When The Visitor Question Gets More Specific

This page is the broad visitor starting point. Use these next pages when the search becomes about price, a border trip, B.C. setup, tidal water, or a park permit.

Annual, Short-Term, And Licence Year

Visitors often focus on the price and miss the licence period. In Canada, annual products are often fixed to the local licence year rather than the day you buy them.

System Typical Period Why It Matters
Ontario 1-year freshwater licence January 1 to December 31 A late-season purchase can cover a much shorter window than many visitors expect.
B.C. tidal annual licence April 1 to March 31 Coastal trips follow the federal tidal year rather than the timing many visitors assume.
Other provinces and territories Varies by jurisdiction Check the province page before you treat an annual product as a rolling 365-day term.
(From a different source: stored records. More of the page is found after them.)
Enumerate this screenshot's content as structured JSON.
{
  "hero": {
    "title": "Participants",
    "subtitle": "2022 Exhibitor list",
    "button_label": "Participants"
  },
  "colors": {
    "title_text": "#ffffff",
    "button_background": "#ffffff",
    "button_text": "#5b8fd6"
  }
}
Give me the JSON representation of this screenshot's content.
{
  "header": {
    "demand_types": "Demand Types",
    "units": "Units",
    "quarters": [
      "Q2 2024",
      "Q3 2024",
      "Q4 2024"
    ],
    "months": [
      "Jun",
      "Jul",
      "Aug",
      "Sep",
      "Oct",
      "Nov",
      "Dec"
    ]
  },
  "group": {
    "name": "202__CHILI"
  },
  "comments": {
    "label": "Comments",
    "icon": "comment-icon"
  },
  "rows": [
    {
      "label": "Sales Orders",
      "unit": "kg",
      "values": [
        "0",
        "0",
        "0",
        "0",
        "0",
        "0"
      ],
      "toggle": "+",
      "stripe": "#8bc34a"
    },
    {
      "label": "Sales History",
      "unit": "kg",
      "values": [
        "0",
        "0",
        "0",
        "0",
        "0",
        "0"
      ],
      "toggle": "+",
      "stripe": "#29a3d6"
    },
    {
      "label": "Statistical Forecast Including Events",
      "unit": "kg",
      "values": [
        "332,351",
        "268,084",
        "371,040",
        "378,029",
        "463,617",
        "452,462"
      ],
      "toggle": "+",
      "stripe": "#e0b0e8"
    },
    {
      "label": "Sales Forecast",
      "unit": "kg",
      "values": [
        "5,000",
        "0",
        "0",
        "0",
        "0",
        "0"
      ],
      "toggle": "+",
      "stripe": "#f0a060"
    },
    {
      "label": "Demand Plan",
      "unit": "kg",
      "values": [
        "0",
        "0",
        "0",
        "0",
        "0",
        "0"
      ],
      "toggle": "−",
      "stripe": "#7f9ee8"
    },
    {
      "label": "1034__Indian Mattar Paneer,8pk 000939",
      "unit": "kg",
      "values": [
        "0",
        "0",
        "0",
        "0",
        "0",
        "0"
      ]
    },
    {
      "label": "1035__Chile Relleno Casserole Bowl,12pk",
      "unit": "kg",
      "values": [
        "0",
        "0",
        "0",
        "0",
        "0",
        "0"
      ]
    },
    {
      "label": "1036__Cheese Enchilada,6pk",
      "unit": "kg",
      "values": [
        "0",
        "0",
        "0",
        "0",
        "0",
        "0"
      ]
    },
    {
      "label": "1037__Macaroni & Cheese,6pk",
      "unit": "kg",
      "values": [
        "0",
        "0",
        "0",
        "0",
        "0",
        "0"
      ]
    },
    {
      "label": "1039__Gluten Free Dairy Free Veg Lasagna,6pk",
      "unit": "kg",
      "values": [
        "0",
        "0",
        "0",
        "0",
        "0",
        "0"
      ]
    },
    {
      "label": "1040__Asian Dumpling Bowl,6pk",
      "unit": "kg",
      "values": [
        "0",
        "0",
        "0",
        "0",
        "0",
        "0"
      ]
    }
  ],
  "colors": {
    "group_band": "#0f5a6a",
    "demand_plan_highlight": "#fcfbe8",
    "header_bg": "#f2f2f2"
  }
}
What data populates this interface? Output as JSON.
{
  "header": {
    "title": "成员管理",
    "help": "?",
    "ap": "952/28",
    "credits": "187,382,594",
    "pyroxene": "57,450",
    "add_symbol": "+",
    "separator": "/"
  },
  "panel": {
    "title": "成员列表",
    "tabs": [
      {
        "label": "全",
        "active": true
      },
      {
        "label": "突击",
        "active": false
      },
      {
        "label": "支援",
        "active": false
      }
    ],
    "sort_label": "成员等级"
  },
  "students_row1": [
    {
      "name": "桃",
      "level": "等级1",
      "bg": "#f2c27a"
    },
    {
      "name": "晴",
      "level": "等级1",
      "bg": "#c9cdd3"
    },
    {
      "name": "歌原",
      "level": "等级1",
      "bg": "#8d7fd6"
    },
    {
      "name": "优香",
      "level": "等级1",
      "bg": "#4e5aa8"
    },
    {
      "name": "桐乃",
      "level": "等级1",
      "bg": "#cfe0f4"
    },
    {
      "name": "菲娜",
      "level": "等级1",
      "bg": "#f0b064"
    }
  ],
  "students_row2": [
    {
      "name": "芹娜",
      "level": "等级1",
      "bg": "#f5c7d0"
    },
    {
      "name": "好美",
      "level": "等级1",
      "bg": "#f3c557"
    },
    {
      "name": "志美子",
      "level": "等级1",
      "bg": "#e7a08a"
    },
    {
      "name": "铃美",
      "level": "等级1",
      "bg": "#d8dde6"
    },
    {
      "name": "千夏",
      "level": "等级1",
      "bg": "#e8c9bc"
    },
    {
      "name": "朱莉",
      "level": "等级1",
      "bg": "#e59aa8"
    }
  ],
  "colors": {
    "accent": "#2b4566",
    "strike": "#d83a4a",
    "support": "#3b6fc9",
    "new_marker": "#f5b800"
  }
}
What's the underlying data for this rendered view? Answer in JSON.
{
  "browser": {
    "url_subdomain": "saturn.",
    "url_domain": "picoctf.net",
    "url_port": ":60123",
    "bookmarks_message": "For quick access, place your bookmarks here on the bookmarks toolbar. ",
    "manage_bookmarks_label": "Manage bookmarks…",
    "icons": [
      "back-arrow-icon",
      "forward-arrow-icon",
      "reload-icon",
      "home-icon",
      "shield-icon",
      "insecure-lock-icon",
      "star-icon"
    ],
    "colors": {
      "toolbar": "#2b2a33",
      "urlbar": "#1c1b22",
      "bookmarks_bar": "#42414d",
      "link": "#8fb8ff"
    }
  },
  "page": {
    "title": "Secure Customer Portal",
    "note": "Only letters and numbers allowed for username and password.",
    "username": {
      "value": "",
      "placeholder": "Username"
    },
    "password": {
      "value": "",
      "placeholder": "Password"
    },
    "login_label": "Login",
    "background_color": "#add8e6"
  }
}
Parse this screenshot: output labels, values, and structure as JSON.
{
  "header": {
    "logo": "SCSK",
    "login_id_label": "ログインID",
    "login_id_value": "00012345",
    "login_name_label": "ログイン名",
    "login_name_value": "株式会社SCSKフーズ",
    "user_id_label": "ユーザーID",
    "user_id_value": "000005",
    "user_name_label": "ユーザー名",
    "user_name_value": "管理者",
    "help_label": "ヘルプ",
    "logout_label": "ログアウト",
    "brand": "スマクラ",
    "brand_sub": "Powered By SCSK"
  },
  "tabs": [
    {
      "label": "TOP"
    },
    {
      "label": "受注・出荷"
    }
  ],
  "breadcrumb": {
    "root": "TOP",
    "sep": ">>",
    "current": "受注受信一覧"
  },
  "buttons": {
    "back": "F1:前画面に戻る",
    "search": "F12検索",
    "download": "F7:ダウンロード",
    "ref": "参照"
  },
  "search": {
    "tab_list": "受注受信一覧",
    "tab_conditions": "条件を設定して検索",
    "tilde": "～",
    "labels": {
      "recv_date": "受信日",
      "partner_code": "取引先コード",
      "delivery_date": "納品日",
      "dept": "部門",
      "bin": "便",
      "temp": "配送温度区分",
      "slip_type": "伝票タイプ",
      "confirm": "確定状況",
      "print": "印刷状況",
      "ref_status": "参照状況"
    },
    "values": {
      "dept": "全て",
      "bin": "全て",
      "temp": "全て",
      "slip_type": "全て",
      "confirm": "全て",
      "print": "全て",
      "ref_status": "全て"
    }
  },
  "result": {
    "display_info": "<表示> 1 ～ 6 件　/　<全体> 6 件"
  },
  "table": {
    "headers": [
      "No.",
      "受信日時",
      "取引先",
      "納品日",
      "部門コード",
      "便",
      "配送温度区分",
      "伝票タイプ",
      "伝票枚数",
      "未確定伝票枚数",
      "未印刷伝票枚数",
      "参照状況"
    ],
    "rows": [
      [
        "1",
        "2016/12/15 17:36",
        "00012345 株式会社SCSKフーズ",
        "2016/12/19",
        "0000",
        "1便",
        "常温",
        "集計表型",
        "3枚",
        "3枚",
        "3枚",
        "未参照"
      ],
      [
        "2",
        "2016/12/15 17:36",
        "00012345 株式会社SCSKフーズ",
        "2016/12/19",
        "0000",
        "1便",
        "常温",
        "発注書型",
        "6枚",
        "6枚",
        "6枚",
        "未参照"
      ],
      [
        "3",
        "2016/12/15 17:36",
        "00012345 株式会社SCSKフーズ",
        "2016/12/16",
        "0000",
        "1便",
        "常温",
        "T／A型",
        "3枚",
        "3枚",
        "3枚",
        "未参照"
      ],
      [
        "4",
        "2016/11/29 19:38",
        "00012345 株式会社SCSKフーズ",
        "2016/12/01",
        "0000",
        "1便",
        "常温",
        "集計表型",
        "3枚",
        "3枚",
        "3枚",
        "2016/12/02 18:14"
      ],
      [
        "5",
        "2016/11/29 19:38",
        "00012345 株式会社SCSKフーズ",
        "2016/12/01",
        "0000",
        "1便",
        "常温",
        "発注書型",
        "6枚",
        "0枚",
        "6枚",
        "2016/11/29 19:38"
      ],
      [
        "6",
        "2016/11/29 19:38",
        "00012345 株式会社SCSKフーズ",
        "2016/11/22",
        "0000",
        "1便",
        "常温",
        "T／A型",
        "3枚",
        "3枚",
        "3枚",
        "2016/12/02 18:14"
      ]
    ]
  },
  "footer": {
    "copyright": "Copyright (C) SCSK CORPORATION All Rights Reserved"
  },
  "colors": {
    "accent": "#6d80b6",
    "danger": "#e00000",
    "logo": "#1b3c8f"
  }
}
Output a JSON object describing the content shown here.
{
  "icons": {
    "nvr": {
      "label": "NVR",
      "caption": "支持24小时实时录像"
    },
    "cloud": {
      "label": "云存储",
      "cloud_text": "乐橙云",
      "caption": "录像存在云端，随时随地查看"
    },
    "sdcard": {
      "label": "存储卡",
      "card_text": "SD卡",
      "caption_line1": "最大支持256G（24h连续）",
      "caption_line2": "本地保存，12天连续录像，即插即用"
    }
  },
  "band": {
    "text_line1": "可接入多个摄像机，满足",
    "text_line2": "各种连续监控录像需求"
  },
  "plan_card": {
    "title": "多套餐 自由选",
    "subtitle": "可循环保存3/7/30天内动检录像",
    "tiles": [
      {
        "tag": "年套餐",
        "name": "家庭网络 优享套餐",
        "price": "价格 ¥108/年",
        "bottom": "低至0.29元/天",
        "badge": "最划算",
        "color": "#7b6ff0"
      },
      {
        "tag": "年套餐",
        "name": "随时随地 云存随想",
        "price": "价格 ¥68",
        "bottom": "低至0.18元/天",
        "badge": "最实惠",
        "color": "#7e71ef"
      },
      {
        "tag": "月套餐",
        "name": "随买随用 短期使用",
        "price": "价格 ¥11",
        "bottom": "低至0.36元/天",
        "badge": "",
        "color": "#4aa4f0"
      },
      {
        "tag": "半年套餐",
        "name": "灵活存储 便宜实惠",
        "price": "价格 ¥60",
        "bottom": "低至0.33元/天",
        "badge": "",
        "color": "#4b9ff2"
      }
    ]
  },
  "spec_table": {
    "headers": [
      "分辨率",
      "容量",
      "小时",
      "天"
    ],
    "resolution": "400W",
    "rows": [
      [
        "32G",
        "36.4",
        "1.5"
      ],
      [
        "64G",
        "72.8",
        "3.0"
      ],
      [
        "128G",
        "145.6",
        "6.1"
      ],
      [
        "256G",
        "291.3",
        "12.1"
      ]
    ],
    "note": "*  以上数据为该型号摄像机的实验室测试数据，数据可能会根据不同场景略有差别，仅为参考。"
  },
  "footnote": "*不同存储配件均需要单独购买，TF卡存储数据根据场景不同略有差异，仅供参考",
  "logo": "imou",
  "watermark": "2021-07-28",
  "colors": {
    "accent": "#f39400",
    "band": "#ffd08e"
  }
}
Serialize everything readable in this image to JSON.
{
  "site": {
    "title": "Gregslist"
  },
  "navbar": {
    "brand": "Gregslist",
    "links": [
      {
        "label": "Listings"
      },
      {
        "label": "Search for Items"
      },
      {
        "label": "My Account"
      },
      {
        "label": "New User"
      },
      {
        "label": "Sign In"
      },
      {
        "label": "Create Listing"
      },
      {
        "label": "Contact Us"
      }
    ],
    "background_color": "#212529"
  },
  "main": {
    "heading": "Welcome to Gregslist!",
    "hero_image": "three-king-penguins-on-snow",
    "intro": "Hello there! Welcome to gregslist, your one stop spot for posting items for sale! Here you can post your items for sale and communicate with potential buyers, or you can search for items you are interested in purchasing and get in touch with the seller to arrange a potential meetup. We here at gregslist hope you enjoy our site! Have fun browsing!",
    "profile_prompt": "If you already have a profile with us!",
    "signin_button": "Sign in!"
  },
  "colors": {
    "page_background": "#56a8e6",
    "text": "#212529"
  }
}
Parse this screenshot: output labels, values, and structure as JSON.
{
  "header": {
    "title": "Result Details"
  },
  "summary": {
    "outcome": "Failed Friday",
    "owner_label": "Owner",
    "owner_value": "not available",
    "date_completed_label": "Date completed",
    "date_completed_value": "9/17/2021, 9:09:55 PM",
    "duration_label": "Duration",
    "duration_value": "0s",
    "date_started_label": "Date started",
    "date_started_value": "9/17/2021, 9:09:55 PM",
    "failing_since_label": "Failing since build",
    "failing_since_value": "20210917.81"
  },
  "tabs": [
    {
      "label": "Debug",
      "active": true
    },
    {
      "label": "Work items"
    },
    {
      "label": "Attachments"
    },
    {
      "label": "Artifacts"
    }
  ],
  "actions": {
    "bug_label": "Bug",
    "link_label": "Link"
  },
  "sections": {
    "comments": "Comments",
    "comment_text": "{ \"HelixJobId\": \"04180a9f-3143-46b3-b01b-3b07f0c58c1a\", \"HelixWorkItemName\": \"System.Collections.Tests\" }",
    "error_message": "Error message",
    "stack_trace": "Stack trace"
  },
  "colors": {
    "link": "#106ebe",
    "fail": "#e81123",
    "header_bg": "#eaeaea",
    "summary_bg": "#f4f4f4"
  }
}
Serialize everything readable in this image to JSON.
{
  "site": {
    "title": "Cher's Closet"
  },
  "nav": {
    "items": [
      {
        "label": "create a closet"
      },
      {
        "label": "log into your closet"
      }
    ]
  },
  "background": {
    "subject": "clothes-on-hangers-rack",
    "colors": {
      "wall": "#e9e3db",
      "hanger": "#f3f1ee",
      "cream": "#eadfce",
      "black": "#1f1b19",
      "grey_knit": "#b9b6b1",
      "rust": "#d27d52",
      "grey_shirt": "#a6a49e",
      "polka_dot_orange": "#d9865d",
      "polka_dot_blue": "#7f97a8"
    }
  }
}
If you are a Canadian resident fishing outside your home province, watch for the resident class at checkout as carefully as the licence length. Many provinces separate Canadian non-residents from non-Canadian visitors.

Frequently Asked Questions

Who counts as a non-resident for a Canadian fishing licence?

It depends on the province or territory. In general, it can mean a visitor from outside Canada or a Canadian who lives in another province. Some systems separate those two groups, and some use one shared visitor lane.

Can Americans fish in Canada?

Yes. Buy the non-resident product for the province or territory where you will fish. If the trip includes B.C. tidal water or a national park, use the separate federal or park permit path where it applies.

Do I need a different licence in each province?

Yes. Recreational fishing licences do not carry across provincial or territorial borders.

Can I buy before I arrive?

In most provinces, yes. If your trip includes B.C. tidal Areas 121, 23, or 123 and you are a non-Canadian resident, DFO says the tidal licence must be purchased from an Independent Access Provider in Canada.

Should BC non-resident fishing licence searches start here?

Use this page for the national visitor framework, then move to the BC non-resident guide if the question is about visitor prices, FWID setup, child rules, or whether a BC trip needs freshwater, tidal, or both licence systems.

Do children need their own licence?

Age exemptions vary by province and by residency status, so use the province page before you assume a youth exemption applies to your trip.

Does catch-and-release still require a licence?

In general, yes. If the fishery normally requires a recreational licence, catch-and-release does not remove that requirement.